Monsieur Mesnier, vous m’avez accusée de mettre en danger les patients par électoralisme. Non. Mon protocole est renforcé, voire strict. La Fédération hospitalière de France et la HAS recommandent le maintien de l’obligation vaccinale, dites-vous ? Je le répète : ma proposition de loi ne supprime pas l’obligation vaccinale. Elle offre une porte de sortie, qu’il faudra bien trouver, en protégeant autant le patient que le soignant. Quant à la chasse aux voix et aux arguments complotistes, mes positions passées suffisent à prouver que j’y suis étrangère.

Madame Dubré-Chirat, vous indiquez qu’un soignant qui contamine un patient peut voir sa responsabilité juridique engagée. Mais alors, quid des soignants auxquels on demande de travailler alors qu’ils sont positifs au covid ?

Mon texte n’a rien à voir avec une levée de l’obligation vaccinale. Il offre une porte de sortie à 12 000 personnes qui veulent travailler et qui ne mettront en danger ni leurs collègues ni les patients.
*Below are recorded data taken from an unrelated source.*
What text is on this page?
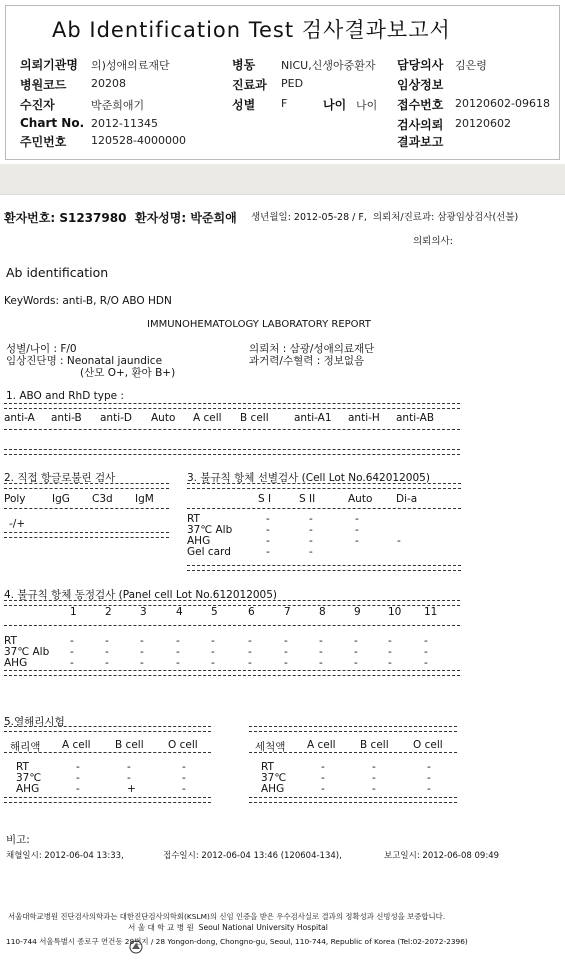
Ab Identification Test 검사결과보고서
의뢰기관명 의)성애의료재단	병동 NICU,신생아중환자 담당의사 김은령
병원코드 20208	진료과 PED	임상정보
수진자	박준희애기	성별 F	나이 나이 접수번호 20120602-09618
Chart No. 2012-11345	검사의뢰 20120602
주민번호 120528-4000000	결과보고
환자번호: S1237980 환자성명: 박준희애 생년월일: 2012-05-28 / F,  의뢰처/진료과: 삼광임상검사(선불)
의뢰의사:
Ab identification
KeyWords: anti-B, R/O ABO HDN
IMMUNOHEMATOLOGY LABORATORY REPORT
성별/나이 : F/0
임상진단명 : Neonatal jaundice
(산모 O+, 환아 B+)
의뢰처 : 삼광/성애의료재단
과거력/수혈력 : 정보없음
1. ABO and RhD type :
anti-A anti-B anti-D Auto A cell B cell anti-A1 anti-H anti-AB
2. 직접 항글로불린 검사
Poly	IgG C3d IgM
-/+
3. 불규칙 항체 선별검사 (Cell Lot No.642012005)
S I	S II	Auto Di-a
RT	-	-	-
37℃ Alb	-	-	-
AHG	-	-	-	-
Gel card	-	-
4. 불규칙 항체 동정검사 (Panel cell Lot No.612012005)
1	2	3	4	5	6	7	8	9	10 11
RT	-	-	-	-	-	-	-	-	-	-	-
37℃ Alb -	-	-	-	-	-	-	-	-	-	-
AHG	-	-	-	-	-	-	-	-	-	-	-
5.열해리시험
해리액 A cell B cell O cell
RT	-	-	-
37℃	-	-	-
AHG	-	+	-
세척액 A cell B cell O cell
RT	-	-	-
37℃	-	-	-
AHG	-	-	-
비고:
채혈일시: 2012-06-04 13:33,	접수일시: 2012-06-04 13:46 (120604-134),	보고일시: 2012-06-08 09:49
서울대학교병원 진단검사의학과는 대한진단검사의학회(KSLM)의 신임 인증을 받은 우수검사실로 결과의 정확성과 신빙성을 보증합니다.

서 울 대 학 교 병 원  Seoul National University Hospital
110-744 서울특별시 종로구 연건동 28번지 / 28 Yongon-dong, Chongno-gu, Seoul, 110-744, Republic of Korea (Tel:02-2072-2396)
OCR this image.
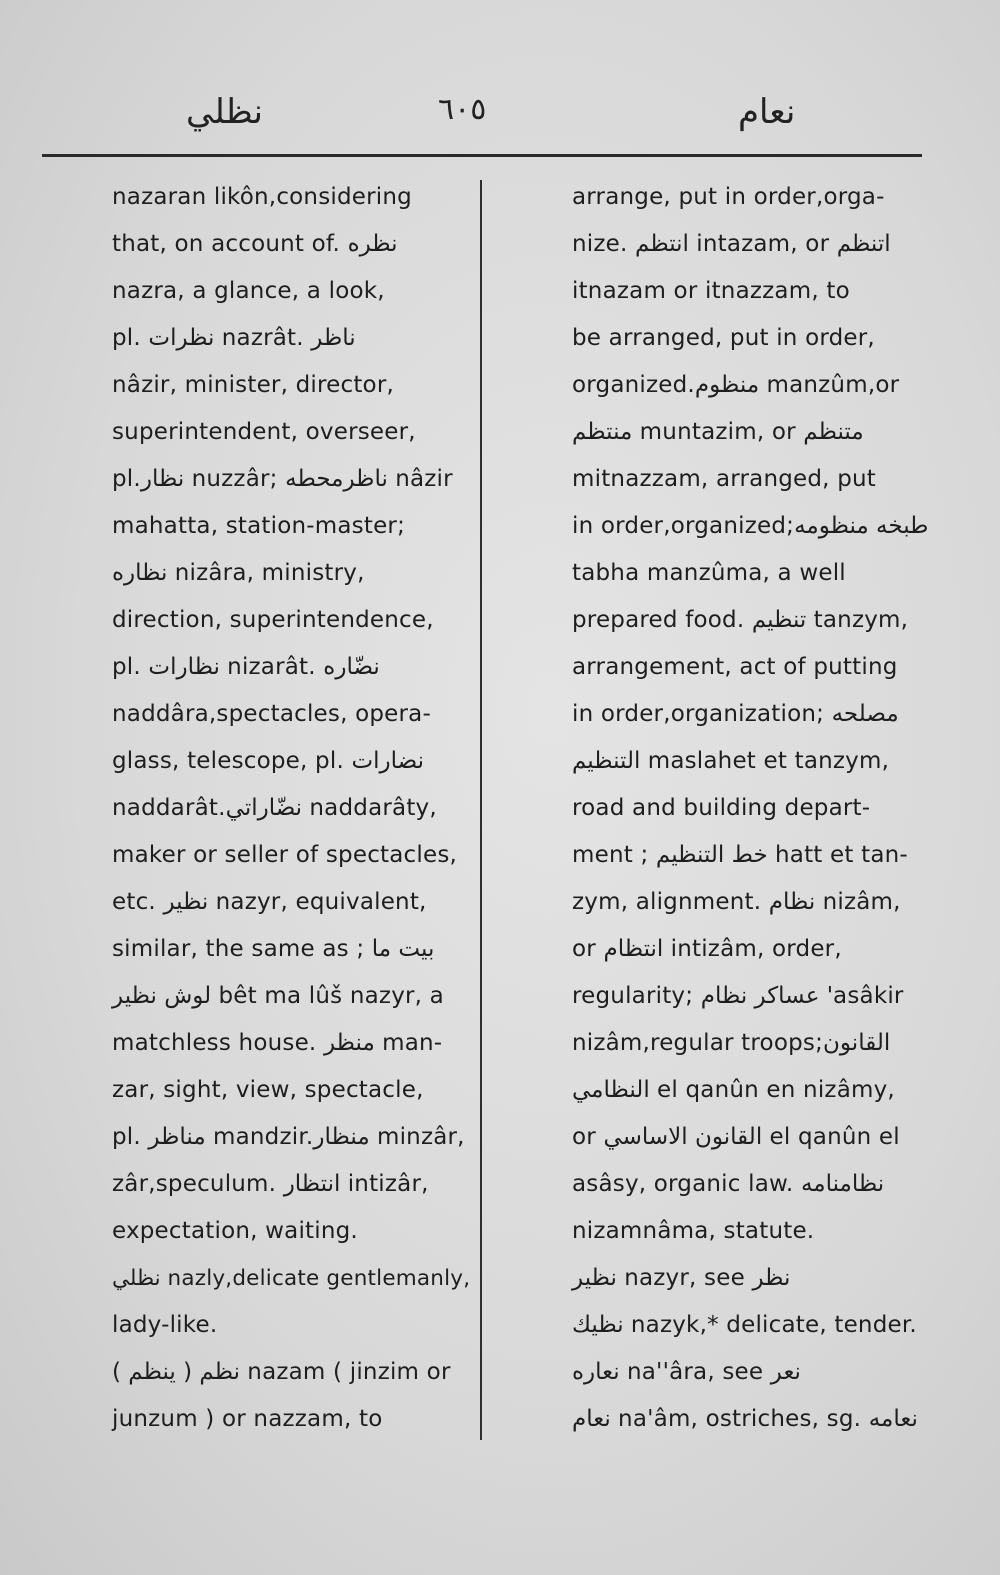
نظلي	٦٠٥	نعام
nazaran likôn,considering
that, on account of. نظره
nazra, a glance, a look,
pl. نظرات nazrât. ناظر
nâzir, minister, director,
superintendent, overseer,
pl.نظار nuzzâr; ناظرمحطه nâzir
mahatta, station-master;
نظاره nizâra, ministry,
direction, superintendence,
pl. نظارات nizarât. نضّاره
naddâra,spectacles, opera-
glass, telescope, pl. نضارات
naddarât.نضّاراتي naddarâty,
maker or seller of spectacles,
etc. نظير nazyr, equivalent,
similar, the same as ; بيت ما
لوش نظير bêt ma lûš nazyr, a
matchless house. منظر man-
zar, sight, view, spectacle,
pl. مناظر mandzir.منظار minzâr,
zâr,speculum. انتظار intizâr,
expectation, waiting.
نظلي nazly,delicate gentlemanly,
lady-like.
نظم ( ينظم ) nazam ( jinzim or
junzum ) or nazzam, to
arrange, put in order,orga-
nize. انتظم intazam, or اتنظم
itnazam or itnazzam, to
be arranged, put in order,
organized.منظوم manzûm,or
منتظم muntazim, or متنظم
mitnazzam, arranged, put
in order,organized;طبخه منظومه
tabha manzûma, a well
prepared food. تنظيم tanzym,
arrangement, act of putting
in order,organization; مصلحه
التنظيم maslahet et tanzym,
road and building depart-
ment ; خط التنظيم hatt et tan-
zym, alignment. نظام nizâm,
or انتظام intizâm, order,
regularity; عساكر نظام 'asâkir
nizâm,regular troops;القانون
النظامي el qanûn en nizâmy,
or القانون الاساسي el qanûn el
asâsy, organic law. نظامنامه
nizamnâma, statute.
نظير nazyr, see نظر
نظيك nazyk,* delicate, tender.
نعاره na''âra, see نعر
نعام na'âm, ostriches, sg. نعامه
Article 1er : Réintégration du personnel suspendu dans le cadre d’un protocole sanitaire spécifique

Amendements de suppression AS12 de M. Philippe Juvin et AS20 de M. Éric Alauzet.

M. Philippe Juvin (LR). Pour que les choses soient claires, disons d’emblée que chacun ici cherche une solution raisonnable, avec bonne volonté, et que personne ne veut mettre quiconque en danger. Mon amendement vise à supprimer l’article 1er qui me semble dangereux, pour plusieurs raisons.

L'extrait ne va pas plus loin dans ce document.